Jetzt stellt sich die Frage für mich... kann ich Widerspruch einlegen bzw. habe ich eine Chance auf Übernahme der tatsächlichen Summe?
Leider finde ich für meinen speziellen Fall nirgendwo im Netz eine Antwort dazu. Hier die Details... ich bewohne eine ca. 50 qm große Eigentumswohnung (in Rheinland-Pfalz). Das Gebäude ist ein 2-Familienhaus, welches ich praktisch zu 1/3 bewohne, der andere Eigentümer 2/3. Entsprechend dieser Aufteilung habe ich das JC um die Übernahme meines Drittels gebeten. In der Vergangenheit hatte das über viele Jahre geklappt und ich bekam meinen Anteil immer exakt erstattet. Heizöl wurde immer vom Haupteigentümer nach Notwendigkeit und sinnvollem Ölpreis getankt. Ich hatte nach Rechnungserhalt diese immer dem JC eingereicht und der Betrag wurde erstattet. Mein Anteil ist aktuell 1465,- aber übernommen/erstattet wurden mir nur 828,- . Jetzt stehe ich mit gut 600,- bei dem Miteigentümer in der Schuld und weiß nicht wie bezahlen.

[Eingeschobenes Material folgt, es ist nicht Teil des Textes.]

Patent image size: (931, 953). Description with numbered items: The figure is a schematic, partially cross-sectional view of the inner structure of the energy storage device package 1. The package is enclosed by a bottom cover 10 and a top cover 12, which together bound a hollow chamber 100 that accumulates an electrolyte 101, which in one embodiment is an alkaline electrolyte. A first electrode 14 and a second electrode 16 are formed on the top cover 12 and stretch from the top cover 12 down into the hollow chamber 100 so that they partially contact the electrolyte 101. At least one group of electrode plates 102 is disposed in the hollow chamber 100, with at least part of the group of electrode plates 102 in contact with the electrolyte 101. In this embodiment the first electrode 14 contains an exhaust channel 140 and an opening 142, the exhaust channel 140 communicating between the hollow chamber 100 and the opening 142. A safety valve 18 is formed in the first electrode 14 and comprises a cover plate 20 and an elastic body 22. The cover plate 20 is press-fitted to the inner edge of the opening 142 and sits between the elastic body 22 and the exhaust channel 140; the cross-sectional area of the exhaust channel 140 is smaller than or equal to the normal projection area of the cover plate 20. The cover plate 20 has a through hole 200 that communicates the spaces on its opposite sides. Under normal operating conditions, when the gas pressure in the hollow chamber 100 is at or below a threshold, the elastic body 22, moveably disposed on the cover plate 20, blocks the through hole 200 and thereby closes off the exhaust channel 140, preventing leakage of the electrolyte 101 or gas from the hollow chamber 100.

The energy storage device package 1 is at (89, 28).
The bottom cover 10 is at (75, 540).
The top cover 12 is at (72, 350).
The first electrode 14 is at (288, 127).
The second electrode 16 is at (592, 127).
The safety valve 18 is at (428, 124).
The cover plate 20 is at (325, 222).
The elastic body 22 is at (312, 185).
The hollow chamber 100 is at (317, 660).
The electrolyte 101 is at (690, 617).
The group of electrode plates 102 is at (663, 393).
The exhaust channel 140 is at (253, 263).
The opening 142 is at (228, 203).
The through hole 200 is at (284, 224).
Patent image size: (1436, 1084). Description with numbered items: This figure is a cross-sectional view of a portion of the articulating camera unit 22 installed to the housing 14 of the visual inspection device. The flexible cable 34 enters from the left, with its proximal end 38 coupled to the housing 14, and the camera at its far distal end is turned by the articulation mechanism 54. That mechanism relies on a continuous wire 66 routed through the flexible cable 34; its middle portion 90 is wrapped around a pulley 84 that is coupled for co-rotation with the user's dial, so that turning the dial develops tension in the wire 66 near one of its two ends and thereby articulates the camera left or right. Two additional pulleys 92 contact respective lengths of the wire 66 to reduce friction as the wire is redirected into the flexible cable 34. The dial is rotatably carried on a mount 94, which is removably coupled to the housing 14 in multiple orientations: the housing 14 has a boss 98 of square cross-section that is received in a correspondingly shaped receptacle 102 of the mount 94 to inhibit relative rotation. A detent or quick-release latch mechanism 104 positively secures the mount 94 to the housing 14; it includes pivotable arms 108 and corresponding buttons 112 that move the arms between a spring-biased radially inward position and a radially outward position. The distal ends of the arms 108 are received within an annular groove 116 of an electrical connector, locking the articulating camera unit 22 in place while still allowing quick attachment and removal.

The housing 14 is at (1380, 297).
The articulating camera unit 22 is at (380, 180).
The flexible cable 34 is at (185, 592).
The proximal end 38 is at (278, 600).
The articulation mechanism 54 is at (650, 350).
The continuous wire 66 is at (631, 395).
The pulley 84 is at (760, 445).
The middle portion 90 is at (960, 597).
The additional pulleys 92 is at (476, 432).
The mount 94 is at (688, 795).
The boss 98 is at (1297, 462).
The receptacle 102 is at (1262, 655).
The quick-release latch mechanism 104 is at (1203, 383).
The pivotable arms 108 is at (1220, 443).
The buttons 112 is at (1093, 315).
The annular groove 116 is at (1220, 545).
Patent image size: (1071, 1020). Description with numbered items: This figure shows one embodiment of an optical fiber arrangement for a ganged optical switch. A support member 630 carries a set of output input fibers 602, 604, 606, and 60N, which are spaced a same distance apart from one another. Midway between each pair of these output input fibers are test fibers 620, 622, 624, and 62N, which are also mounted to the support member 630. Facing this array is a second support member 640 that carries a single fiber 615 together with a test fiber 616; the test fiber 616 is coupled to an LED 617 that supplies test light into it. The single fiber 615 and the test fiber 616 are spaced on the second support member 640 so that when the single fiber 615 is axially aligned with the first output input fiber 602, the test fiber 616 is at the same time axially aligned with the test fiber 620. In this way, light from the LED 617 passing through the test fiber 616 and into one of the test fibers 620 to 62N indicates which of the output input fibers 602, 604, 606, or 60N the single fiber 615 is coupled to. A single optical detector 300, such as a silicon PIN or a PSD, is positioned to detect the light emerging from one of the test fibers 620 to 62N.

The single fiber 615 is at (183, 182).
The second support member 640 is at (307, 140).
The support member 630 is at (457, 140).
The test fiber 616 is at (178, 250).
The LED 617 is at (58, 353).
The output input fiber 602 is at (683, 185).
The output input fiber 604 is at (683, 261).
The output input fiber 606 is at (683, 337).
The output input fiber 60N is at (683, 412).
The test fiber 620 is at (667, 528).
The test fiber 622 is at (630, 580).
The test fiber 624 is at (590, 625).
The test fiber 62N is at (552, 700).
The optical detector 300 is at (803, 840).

Natürlich ist die getankte Menge nicht nur für das eine Jahr vorgesehen, so wie das in der Vergangenheit auch war. Im Jahr davor habe ich überhaupt keine Heizkosten beantragt/bekommen, weil eine Betankung nicht stattgefunden hatte. Anmerken will ich auch noch, dass es ein älteres Wohnhaus ist mit einer rund 40 Jahre alter Heizanlage.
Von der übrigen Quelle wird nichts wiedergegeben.